Le fonds souverain d’Egypte (The Sovereign Fund of Egypt, TSFE) étend ses activités, et son portefeuille est de plus en plus diversifié. Il vient de faire son entrée dans deux nouveaux domaines, à savoir le secteur bancaire et l’éducation. Le fonds, créé en 2018, se veut un catalyseur des investissements. Son objectif est de maximiser la valeur des actifs publics et de multiplier les revenus de l’Etat en visant surtout des partenariats public-privé. Ayman Soliman, PDG du fonds, affirme que celui-ci contrôle certains actifs potentiellement précieux dans des secteurs hautement prioritaires, comme l’énergie, l’éducation, la santé et l’immobilier, et souhaite y attirer les investisseurs privés (voir encadré). Quant au secteur bancaire, le Fonds souverain vient de conclure une alliance avec la banque d’investissement EFG Hermes, approuvée par le cabinet ministériel le 19 mai. Les deux entités sont en passe de finaliser les procédures l’acquisition de la Banque arabe d’investissement. Abanob Magdi, analyste financier auprès de la banque d’investissement Beltone, explique que le Fonds Monétaire International (FMI) avait recommandé au gouvernement égyptien de restructurer la Banque nationale d’investissement qui possédait 92,2% des actifs de la Banque arabe d’investissement avant son acquisition par le Fonds souverain d’Egypte et EFG Hermes.
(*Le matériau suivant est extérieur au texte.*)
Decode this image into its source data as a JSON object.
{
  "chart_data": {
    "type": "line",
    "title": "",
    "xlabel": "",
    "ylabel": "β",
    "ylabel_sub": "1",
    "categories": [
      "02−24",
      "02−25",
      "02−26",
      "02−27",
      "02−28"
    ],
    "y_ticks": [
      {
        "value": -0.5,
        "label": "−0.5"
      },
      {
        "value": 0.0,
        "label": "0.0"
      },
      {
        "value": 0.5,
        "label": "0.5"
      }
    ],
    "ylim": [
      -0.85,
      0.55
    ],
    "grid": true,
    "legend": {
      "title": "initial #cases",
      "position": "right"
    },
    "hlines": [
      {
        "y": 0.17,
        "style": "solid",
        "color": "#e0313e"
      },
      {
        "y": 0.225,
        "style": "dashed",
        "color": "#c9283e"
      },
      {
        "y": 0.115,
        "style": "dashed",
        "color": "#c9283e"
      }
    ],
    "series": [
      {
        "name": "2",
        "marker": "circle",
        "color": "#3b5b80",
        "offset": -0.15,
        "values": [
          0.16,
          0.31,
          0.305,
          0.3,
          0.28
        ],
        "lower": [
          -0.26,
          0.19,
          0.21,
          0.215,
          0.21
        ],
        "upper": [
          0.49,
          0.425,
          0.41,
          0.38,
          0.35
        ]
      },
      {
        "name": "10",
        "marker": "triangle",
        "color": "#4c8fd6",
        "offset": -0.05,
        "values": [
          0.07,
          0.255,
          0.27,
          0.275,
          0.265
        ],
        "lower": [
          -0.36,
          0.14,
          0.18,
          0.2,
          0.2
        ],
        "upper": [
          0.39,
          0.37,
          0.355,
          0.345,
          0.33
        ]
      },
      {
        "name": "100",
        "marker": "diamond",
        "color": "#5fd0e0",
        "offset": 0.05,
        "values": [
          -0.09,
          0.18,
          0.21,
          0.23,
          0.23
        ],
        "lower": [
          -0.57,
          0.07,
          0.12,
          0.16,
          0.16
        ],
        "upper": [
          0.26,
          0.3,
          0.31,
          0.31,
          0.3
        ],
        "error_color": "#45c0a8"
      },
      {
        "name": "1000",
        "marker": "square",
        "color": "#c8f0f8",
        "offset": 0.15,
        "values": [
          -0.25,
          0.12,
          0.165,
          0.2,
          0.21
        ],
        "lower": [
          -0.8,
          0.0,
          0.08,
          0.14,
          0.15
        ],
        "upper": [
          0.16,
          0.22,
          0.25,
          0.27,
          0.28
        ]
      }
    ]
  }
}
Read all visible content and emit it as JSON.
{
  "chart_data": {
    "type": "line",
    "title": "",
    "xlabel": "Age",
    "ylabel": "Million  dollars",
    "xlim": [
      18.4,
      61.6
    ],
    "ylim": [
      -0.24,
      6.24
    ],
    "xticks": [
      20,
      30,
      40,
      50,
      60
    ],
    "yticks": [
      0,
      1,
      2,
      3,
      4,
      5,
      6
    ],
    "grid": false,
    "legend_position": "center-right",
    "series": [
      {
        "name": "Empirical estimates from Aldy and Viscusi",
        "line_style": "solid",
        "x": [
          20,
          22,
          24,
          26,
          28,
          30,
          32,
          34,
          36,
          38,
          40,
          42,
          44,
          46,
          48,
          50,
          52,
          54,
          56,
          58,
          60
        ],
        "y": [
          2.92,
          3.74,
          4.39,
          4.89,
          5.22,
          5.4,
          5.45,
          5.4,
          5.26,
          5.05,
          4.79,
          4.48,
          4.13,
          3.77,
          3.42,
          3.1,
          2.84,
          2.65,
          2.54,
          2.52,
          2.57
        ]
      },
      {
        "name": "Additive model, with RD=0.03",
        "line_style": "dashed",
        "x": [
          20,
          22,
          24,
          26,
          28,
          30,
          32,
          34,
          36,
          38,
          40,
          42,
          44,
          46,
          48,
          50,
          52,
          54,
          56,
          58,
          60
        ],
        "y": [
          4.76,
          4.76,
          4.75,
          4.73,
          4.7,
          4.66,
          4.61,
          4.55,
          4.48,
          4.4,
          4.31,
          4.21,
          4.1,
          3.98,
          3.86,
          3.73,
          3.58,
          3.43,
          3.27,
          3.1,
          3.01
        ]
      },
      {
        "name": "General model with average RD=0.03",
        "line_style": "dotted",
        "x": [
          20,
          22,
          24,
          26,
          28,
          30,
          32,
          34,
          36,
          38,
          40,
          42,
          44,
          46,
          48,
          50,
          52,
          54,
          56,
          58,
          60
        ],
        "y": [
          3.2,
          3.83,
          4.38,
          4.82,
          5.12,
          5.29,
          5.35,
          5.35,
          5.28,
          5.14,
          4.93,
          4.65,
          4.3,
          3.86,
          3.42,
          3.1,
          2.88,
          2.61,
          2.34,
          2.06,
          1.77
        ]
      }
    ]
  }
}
En vertu de l’alliance, le capital de la banque s’élèvera à 5 milliards de L.E. (montant minimum requis par la BCE) contre 1,84 milliard de L.E. fin juin 2020. EFG Hermes va acquérir 51% de la banque, alors que la part du fonds atteindra 25 % du capital, et celle de la Banque nationale d’investissement sera de 24%. « C’est une opportunité lucrative sur le moyen terme », souligne la banque d’investissement Prime dans une note. « Si l’acquisition est menée à bien, elle permettra d’injecter un capital de 2,5 milliards de L.E. sur une période de 3 à 5 ans. Cette somme sera destinée à élargir l’infrastructure de la banque, à accroître les branches et à promouvoir la technologie bancaire », explique Abanob Magdi. Par conséquent, les deux partenaires, EFG Hermes et le Fonds souverain, auront à leur disposition un marché plus large et de nouveaux produits. Ils auront directement accès à une nouvelle clientèle faite d’entreprises et de particuliers, et on peut alors s’attendre à une croissance et une optimisation des profits, ajoute-t-il. La maison d’évaluation Waterhouse Coopers avait considéré comme « modeste » la performance financière de la Banque arabe d’investissement, soulignant que l’une des possibilités de réaliser une bonne croissance était la restructuration de la banque à travers l’acquisition. En fait, selon les derniers bilans financiers, les profits nets de la banque ont atteint le chiffre modeste de 5 millions de L.E. en 2020 contre des pertes accumulées au cours des deux dernières années estimées à 52 millions de L.E. « Le total des actifs s’élève à 31,5 milliards de L.E. avec une part de marché médiocre de 0,5% et un rendement sur les capitaux au cours des 3 années qui n’a pas dépassé les 12 %, alors que la moyenne dans les autres banques est de 20 % », a ajouté Magdi.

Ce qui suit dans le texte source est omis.